I was initially planning to have everything just use char values, but it turned out that I had to change more places to ensure there wasn’t an overflow than just letting the full width bleed all the way through.

Perhaps. The problem is that UTF-8 was designed to make Unicode transparent to 8-bit clean transports like UART. Most Unix terminals have started using UTF-8 as the default encoding. Right now, uLisp looks like it handles Unicode strings:

3071( (le((((str "🙂")) (format t str))
🙂
nil

Aside from the extent to which it confuses the cursor position, I mean. However:

3071( (length "æði")
5

3071>((char "æ" 0)
#\U+c3

307(> (char "æ" 1)
#\U+bd

æ is U+E6, and is in ISO 8859-1. I’d have to explicitly configure the terminal to use that encoding, though. Instead, UTF-8 makes it look like it just works, unless I specifically go looking. The highest code point that gets encoded as a single byte by the terminal is #x7F. If it gets sent a byte higher than that, it’s probably going to replace it as an error. The code I added sends an #\U+ for everything that’s not ASCII, so that issue is avoided. (I might point out that £ is U+A3, if you want to see what happens.)
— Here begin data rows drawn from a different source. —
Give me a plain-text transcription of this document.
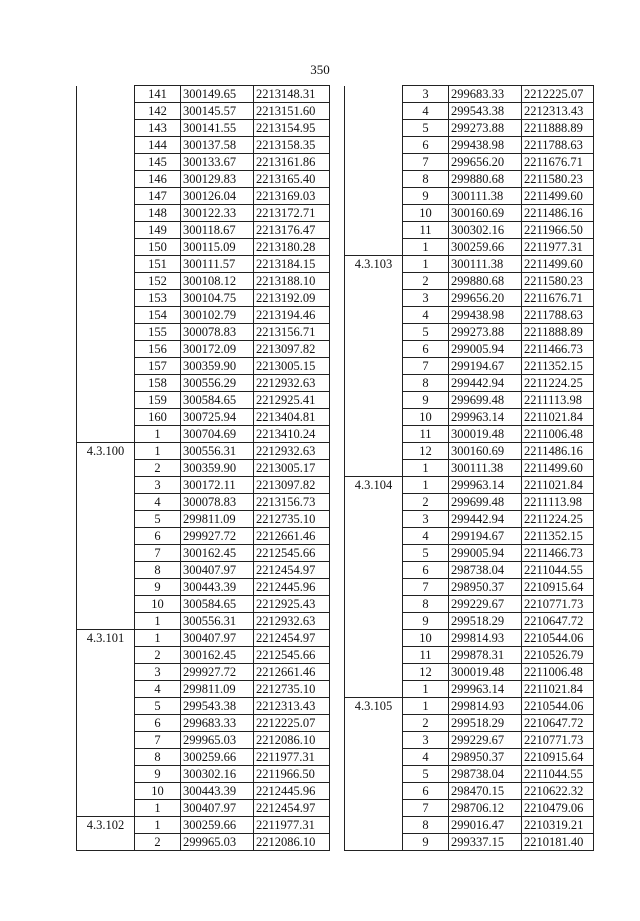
350
	141	300149.65	2213148.31
	142	300145.57	2213151.60
	143	300141.55	2213154.95
	144	300137.58	2213158.35
	145	300133.67	2213161.86
	146	300129.83	2213165.40
	147	300126.04	2213169.03
	148	300122.33	2213172.71
	149	300118.67	2213176.47
	150	300115.09	2213180.28
	151	300111.57	2213184.15
	152	300108.12	2213188.10
	153	300104.75	2213192.09
	154	300102.79	2213194.46
	155	300078.83	2213156.71
	156	300172.09	2213097.82
	157	300359.90	2213005.15
	158	300556.29	2212932.63
	159	300584.65	2212925.41
	160	300725.94	2213404.81
	1	300704.69	2213410.24
4.3.100	1	300556.31	2212932.63
	2	300359.90	2213005.17
	3	300172.11	2213097.82
	4	300078.83	2213156.73
	5	299811.09	2212735.10
	6	299927.72	2212661.46
	7	300162.45	2212545.66
	8	300407.97	2212454.97
	9	300443.39	2212445.96
	10	300584.65	2212925.43
	1	300556.31	2212932.63
4.3.101	1	300407.97	2212454.97
	2	300162.45	2212545.66
	3	299927.72	2212661.46
	4	299811.09	2212735.10
	5	299543.38	2212313.43
	6	299683.33	2212225.07
	7	299965.03	2212086.10
	8	300259.66	2211977.31
	9	300302.16	2211966.50
	10	300443.39	2212445.96
	1	300407.97	2212454.97
4.3.102	1	300259.66	2211977.31
	2	299965.03	2212086.10
	3	299683.33	2212225.07
	4	299543.38	2212313.43
	5	299273.88	2211888.89
	6	299438.98	2211788.63
	7	299656.20	2211676.71
	8	299880.68	2211580.23
	9	300111.38	2211499.60
	10	300160.69	2211486.16
	11	300302.16	2211966.50
	1	300259.66	2211977.31
4.3.103	1	300111.38	2211499.60
	2	299880.68	2211580.23
	3	299656.20	2211676.71
	4	299438.98	2211788.63
	5	299273.88	2211888.89
	6	299005.94	2211466.73
	7	299194.67	2211352.15
	8	299442.94	2211224.25
	9	299699.48	2211113.98
	10	299963.14	2211021.84
	11	300019.48	2211006.48
	12	300160.69	2211486.16
	1	300111.38	2211499.60
4.3.104	1	299963.14	2211021.84
	2	299699.48	2211113.98
	3	299442.94	2211224.25
	4	299194.67	2211352.15
	5	299005.94	2211466.73
	6	298738.04	2211044.55
	7	298950.37	2210915.64
	8	299229.67	2210771.73
	9	299518.29	2210647.72
	10	299814.93	2210544.06
	11	299878.31	2210526.79
	12	300019.48	2211006.48
	1	299963.14	2211021.84
4.3.105	1	299814.93	2210544.06
	2	299518.29	2210647.72
	3	299229.67	2210771.73
	4	298950.37	2210915.64
	5	298738.04	2211044.55
	6	298470.15	2210622.32
	7	298706.12	2210479.06
	8	299016.47	2210319.21
	9	299337.15	2210181.40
Text is not 8-bit nowadays.


#22

OK, I’m still a bit undecided about Unicode; is a partial solution going to be useful?

Apart from that, I think your improvements are a great addition to uLisp and I’d like to incorporate them in the next release. Is there anything else to be worked out, or is it ready to be merged in?


#23

Frankly, so am I. Putting bounds checks on code-char and char-code and restricting the #\U+ syntax to codepoints under 256 should be enough. It’s not a good idea to send bytes with values above 127 unfiltered, though. (And 127 kinda needs special treatment, too.)

I am not aware of anything - except the bounds checks - that should be changed from what’s in my branch on GitHub. I still need to get around to the symbols, though; that’ll touch a lot more places in the code than the characters did.


#24

I see you’ve provided a fixnump function. What might a user want this for (I’m thinking about documentation)?


#25

It’s mainly there to complete a set. Common Lisp doesn’t have one, but it does have typep. I’m not overly attached to it.


#26

Attached to typep or fixnump?


#27

fixnump. There’s no typep in uLisp, is there?